MDX compiles JSX using the jsxImportSource from your tsconfig.json. Make sure it points to 'davaux':

{
  "compilerOptions": {
    "jsxImportSource": "davaux"
  }
}

This ensures MDX-generated JSX uses the correct runtime for server rendering.

Syntax highlighting

Pair rehype-highlight with the highlight.js theme of your choice for code block syntax highlighting:

mdx({ rehypePlugins: [rehypeHighlight] })

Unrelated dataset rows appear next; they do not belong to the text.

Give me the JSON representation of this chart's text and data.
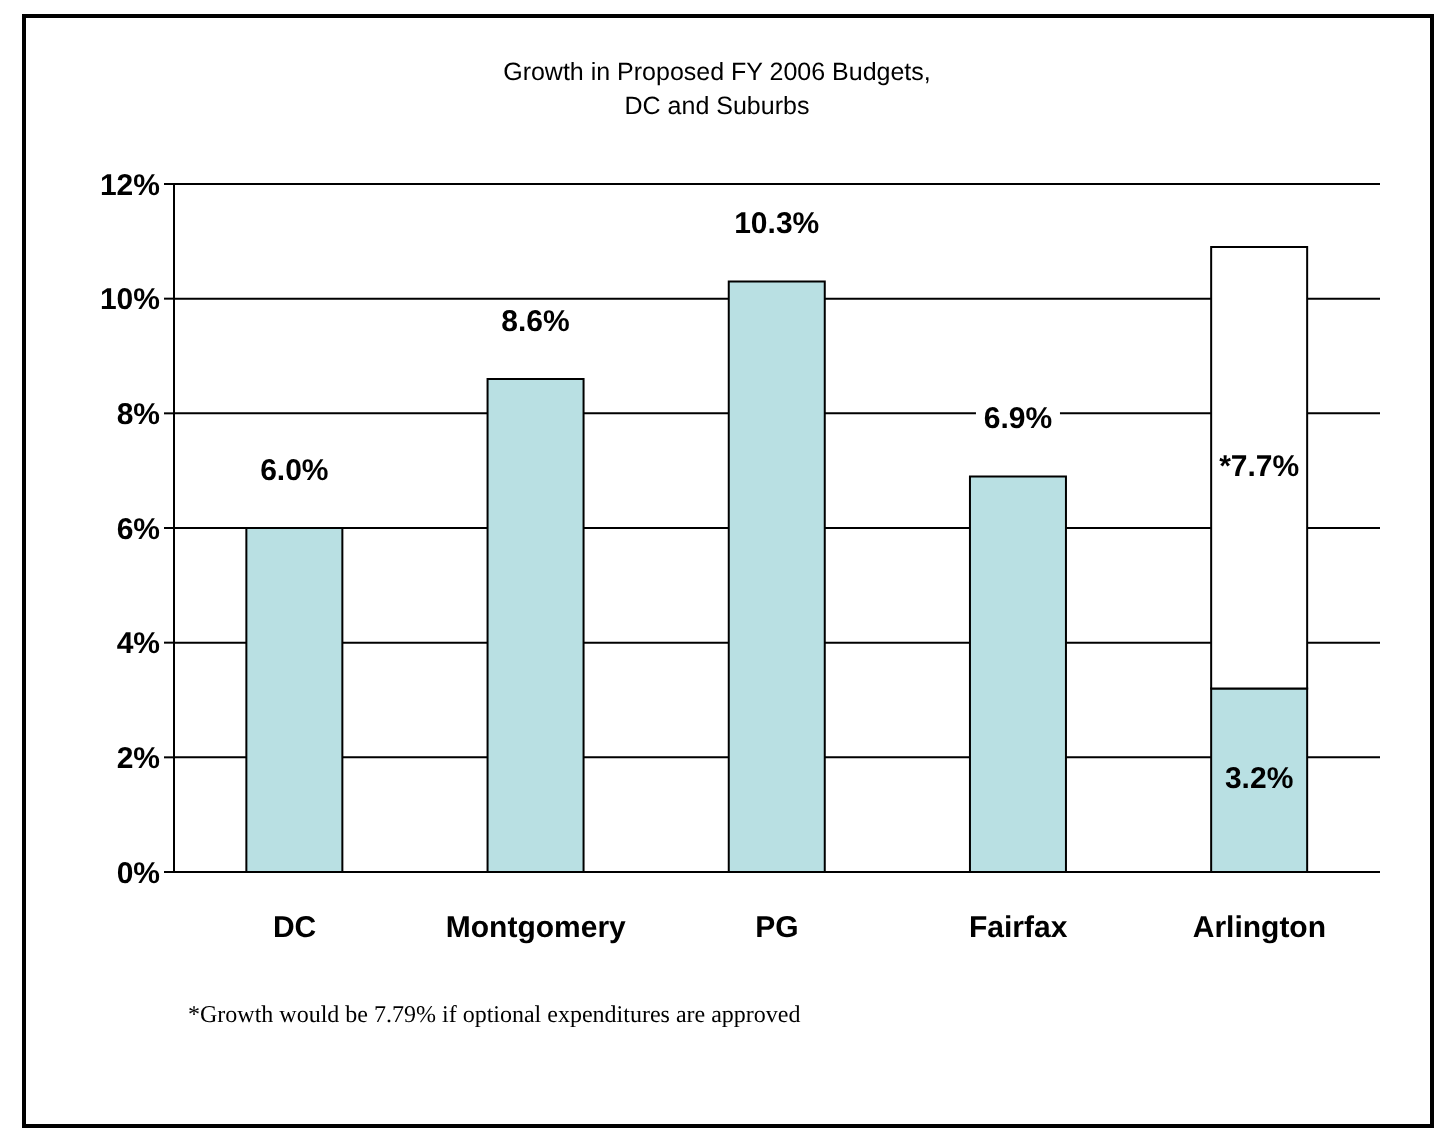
{
  "chart_data": {
    "type": "bar",
    "title": "Growth in Proposed FY 2006 Budgets,\nDC and Suburbs",
    "categories": [
      "DC",
      "Montgomery",
      "PG",
      "Fairfax",
      "Arlington"
    ],
    "stacked": true,
    "series": [
      {
        "color": "#b9e0e3",
        "values": [
          6.0,
          8.6,
          10.3,
          6.9,
          3.2
        ],
        "value_labels": [
          "6.0%",
          "8.6%",
          "10.3%",
          "6.9%",
          "3.2%"
        ]
      },
      {
        "color": "#ffffff",
        "values": [
          null,
          null,
          null,
          null,
          7.7
        ],
        "value_labels": [
          null,
          null,
          null,
          null,
          "*7.7%"
        ]
      }
    ],
    "ylim": [
      0,
      12
    ],
    "yticks": [
      {
        "value": 0,
        "label": "0%"
      },
      {
        "value": 2,
        "label": "2%"
      },
      {
        "value": 4,
        "label": "4%"
      },
      {
        "value": 6,
        "label": "6%"
      },
      {
        "value": 8,
        "label": "8%"
      },
      {
        "value": 10,
        "label": "10%"
      },
      {
        "value": 12,
        "label": "12%"
      }
    ],
    "grid": "y",
    "annotations": [
      "*Growth would be 7.79% if optional expenditures are approved"
    ]
  }
}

In your layout, link a highlight.js theme CSS file:

<link
  rel="stylesheet"
  href="https://cdnjs.cloudflare.com/ajax/libs/highlight.js/11.10.0/styles/github-dark.min.css"
/>

Language is auto-detected from the fenced code block language identifier:

```ts
const greeting: string = 'Hello, MDX!'
```

Migrating from .page.md

Both @davaux/markdown and @davaux/mdx can coexist. To migrate an individual page:

  1. Rename .page.md.page.mdx
  2. The frontmatter and content work identically — no changes needed for pure Markdown content
  3. You can now add JSX imports and component usage anywhere in the file

The plugins handle their respective extensions independently, so you can migrate incrementally.

Links and base path

When your app uses basePath (see Configuration), MDX pages automatically have access to a base-path-aware Link component — no import needed.

<Link> component

Use <Link> instead of <a> for internal links. The href is automatically prefixed with basePath at render time:

<Link href="/getting-started" class="btn">Get started</Link>

Link accepts all standard anchor props plus:

PropTypeDescription
activeClassstringCSS class applied when href matches the current pathname
externalbooleanAdds target="_blank" rel="noopener noreferrer"
<Link href="/getting-started" activeClass="current">Getting Started</Link>
<Link href="https://codeberg.org/davaux/davaux" external>View source</Link>

Markdown links

Standard Markdown link syntax [text](/path) also gets basePath applied automatically — no changes needed in your content:

See the [Getting Started](/getting-started) guide.

Both link forms are handled by the same underlying createLink utility described in Request Context.

Exporting from MDX pages

MDX files can export named values just like TypeScript modules:

---
title: My Post
---

export const metadata = {
  author: 'Alice',
  publishedAt: '2026-05-15',
  tags: ['davaux', 'mdx'],
}

# My Post

Content here.

Import these exports in server-side listing pages to build dynamic indexes without a CMS.